Specifically, they used it as wood glue. To explore the glue’s potential as value-added product for biomass crops, Weimer set out to test it by enlisting help from a research team at the USDA Forest Products Lab led by adhesive scientist Chuck Frihart. Their primary performance concerns were pressure and durability in wet conditions. “One of the biggest drawbacks of any bio-based adhesive is that it will stick stuff together well but falls apart once it gets wet,” Weimer says.
While Weimer’s bio-based adhesive does have this problem if used as a standalone product, it works well when mixed with another adhesive, a commonly used petroleum-based resin. In some applications the researchers have successfully used a mix in which up to 73 percent of the resin was replaced with the bio-based adhesive.

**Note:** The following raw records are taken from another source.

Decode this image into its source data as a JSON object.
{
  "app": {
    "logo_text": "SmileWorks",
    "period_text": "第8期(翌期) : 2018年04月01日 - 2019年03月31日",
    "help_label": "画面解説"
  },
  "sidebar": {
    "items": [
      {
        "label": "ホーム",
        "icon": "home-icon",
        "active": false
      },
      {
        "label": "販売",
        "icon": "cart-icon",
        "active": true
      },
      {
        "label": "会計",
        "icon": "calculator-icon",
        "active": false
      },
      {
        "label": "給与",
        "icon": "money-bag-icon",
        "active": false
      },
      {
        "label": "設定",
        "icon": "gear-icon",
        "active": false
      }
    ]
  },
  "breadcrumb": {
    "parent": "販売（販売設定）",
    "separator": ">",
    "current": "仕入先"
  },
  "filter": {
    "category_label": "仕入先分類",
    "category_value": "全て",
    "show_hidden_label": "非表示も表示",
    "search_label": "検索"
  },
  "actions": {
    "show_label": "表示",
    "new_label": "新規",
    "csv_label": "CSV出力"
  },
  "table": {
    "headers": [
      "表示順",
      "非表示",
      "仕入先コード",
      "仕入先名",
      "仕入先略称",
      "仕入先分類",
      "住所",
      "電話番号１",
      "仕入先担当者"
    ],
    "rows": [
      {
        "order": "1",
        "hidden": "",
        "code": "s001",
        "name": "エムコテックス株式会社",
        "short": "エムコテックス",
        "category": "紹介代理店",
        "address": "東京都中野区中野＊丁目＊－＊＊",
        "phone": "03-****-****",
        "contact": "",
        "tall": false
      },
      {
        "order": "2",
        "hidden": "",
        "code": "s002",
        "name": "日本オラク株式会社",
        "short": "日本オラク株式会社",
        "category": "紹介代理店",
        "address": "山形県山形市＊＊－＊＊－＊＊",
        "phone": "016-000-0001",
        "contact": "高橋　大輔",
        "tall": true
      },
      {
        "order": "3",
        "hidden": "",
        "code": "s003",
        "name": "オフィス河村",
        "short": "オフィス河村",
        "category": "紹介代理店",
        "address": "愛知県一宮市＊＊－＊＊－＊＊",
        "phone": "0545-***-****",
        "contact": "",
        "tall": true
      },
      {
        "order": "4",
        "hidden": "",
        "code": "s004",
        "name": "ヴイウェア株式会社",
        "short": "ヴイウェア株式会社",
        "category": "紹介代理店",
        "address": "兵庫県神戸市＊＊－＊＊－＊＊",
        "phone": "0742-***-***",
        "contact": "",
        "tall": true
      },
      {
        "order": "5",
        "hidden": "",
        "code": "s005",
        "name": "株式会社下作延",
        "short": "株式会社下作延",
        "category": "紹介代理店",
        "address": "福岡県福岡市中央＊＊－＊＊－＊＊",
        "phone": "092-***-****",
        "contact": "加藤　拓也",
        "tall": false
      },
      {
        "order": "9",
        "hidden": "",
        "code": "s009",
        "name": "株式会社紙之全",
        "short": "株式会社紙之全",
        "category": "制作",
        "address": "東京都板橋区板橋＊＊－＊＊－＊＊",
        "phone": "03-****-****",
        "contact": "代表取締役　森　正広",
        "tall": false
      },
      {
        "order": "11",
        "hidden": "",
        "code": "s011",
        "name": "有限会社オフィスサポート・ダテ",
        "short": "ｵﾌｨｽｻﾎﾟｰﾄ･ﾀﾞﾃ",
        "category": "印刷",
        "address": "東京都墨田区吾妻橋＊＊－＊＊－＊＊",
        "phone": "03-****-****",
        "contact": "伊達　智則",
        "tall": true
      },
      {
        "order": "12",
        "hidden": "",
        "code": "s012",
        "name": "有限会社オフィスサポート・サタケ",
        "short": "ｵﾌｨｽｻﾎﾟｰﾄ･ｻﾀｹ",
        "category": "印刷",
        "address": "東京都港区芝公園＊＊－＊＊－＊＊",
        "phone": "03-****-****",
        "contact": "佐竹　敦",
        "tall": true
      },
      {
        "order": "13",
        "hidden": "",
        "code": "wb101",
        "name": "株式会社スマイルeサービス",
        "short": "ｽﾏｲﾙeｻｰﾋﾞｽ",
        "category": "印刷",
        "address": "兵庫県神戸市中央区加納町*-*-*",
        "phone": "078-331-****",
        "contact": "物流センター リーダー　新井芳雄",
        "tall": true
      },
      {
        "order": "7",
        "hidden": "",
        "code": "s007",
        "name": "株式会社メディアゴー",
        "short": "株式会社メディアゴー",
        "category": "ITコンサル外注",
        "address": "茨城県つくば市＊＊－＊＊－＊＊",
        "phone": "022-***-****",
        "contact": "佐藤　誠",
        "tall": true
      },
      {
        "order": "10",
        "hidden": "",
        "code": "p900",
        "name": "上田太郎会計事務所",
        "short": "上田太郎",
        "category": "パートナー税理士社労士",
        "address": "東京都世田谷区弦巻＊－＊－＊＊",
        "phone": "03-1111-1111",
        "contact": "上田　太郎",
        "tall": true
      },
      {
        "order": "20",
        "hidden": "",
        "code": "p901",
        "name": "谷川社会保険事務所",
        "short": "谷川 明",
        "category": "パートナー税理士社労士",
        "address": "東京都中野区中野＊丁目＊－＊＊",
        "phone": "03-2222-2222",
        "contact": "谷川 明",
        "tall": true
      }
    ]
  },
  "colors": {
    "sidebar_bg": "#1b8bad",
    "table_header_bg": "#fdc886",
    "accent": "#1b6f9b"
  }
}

Although the adhesive appears to have great potential, there are still a few hurdles. For one, it’s quite viscous. For use in an industrial application, the glue would need to be made easier to apply. A second challenge is to bring the process to a larger scale. A third is to develop formulations that incorporate the bio-based glue into other types of adhesive mixtures. These challenges, says Weimer, will simply take time.
Weimer hopes to get the wood products industry interested in replacing half of the phenol formaldehyde (PF), a petroleum-based adhesive now used to make plywood, with the biomass-based adhesive. “The PF that the fermentation process would partially replace sells for considerably more that ethanol, and the fermentation would still generate ethanol on the side,” he says. But the economic incentive is only part of the picture, according to Weimer.
“We’d like to keep alfalfa on the landscape because it has a lot of environmental benefits,” Weimer says. “It’s a good cover crop, it’s drought-tolerant and fixes nitrogen. But because farmers are moving away from it as a dairy feed, we’re trying to find another use, and we think this glue might be a solution.”